St Ephrem the Syrian says that God hides things from us, and tells us He is doing so, to inspire us to “keep watch.” If the time of the Last Judgment, “were to be revealed,” it would be to our harm. If we knew when Jesus was coming as Judge we would grow indifferent to His judgment. While God “has indeed said He will come, … He did not define when,” St Ephrem says, so that “all generations and ages will thirst for Him.”
In other words, in this and in all things God acts in such a way as to keep the desire for Him alive in the human heart.
And so immediately after telling the Apostles what they won’t know–after kindling their desire–Jesus tells them they “shall receive power when the Holy Spirit has come upon you; and you shall be my witnesses in Jerusalem and in all Judea and Samaria and to the end of the earth.”
But even here, the fine details of the future are left unspoken.

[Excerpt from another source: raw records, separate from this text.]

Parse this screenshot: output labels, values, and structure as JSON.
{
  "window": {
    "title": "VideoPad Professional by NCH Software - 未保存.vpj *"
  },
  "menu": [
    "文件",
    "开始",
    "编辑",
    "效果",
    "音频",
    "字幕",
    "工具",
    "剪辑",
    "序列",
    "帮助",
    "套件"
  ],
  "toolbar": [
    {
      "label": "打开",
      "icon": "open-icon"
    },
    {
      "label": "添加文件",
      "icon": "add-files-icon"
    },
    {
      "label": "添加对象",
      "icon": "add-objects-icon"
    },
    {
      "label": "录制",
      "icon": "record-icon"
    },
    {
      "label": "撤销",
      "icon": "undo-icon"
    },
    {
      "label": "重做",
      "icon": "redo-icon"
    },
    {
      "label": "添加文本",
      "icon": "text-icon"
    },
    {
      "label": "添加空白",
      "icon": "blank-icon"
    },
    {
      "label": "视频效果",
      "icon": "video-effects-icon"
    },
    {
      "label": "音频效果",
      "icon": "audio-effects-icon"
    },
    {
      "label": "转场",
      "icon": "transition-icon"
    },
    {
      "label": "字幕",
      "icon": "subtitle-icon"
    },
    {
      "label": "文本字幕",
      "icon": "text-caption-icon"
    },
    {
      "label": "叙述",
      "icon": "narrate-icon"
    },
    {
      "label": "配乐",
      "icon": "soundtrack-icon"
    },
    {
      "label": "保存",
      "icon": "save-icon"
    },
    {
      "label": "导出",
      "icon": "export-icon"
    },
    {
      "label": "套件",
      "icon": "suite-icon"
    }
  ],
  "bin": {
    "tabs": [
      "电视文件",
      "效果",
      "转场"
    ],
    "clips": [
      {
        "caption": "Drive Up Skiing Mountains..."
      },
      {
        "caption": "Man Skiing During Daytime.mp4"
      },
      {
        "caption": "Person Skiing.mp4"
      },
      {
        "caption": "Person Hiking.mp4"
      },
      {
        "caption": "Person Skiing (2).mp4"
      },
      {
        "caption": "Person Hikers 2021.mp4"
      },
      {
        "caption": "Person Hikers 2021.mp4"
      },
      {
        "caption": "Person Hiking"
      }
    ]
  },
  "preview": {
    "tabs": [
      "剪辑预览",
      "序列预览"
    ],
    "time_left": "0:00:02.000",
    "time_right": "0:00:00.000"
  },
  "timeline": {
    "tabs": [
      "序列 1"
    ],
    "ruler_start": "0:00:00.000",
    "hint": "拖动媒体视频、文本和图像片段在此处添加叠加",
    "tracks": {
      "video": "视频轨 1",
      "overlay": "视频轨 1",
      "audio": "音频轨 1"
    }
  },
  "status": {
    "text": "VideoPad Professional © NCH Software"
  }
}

But this doesn’t cause the Apostles to be discouraged. Why? Because Jesus speaks in such a way as to inspire deeper love and greater devotion in the Apostles.
Remember what we just read in the Gospel.
Though they are momentarily stunned by seeing Jesus ascend into Heaven when the angels explain to them what has happened the Apostle return “to Jerusalem with great joy” and are “continually in the temple blessing God.”
Sometimes we think–sometimes I think–if only God’s will was laid out for us clearly and in minute detail we would be happy. But if God were to do this, what would happen to human freedom and creativity? If everything was laid out for me, if I had a step-by-step plan that I followed as I would a recipe, I wouldn’t be God’s co-worker but merely a spiritual functionary who blindly and thoughtlessly did as I was told.
This isn’t what God wants from us. God loves us. He and wants us to return His love. But love isn’t love unless it is free.
My brothers and sisters in Christ, as God is for me, I must be for others.
God doesn’t compel me, He woos me. God doesn’t just passively leave room for my freedom, my creativity, He creates the space, the conditions, for me to discover and exercise my freedom and creativity.
And as God has done for me, I must do for you.
To be disciples of Christ means that we help others find true freedom in Christ. This is why compulsion is foreign to the life of the Church. Like God, we must respect each others’ freedom. Anything less is not worthy of the name “Christian” because anything less is contrary to the example of Christ, “Who in glory ascended from us into Heaven” and now sits “at the right hand of God the Father for our salvation”!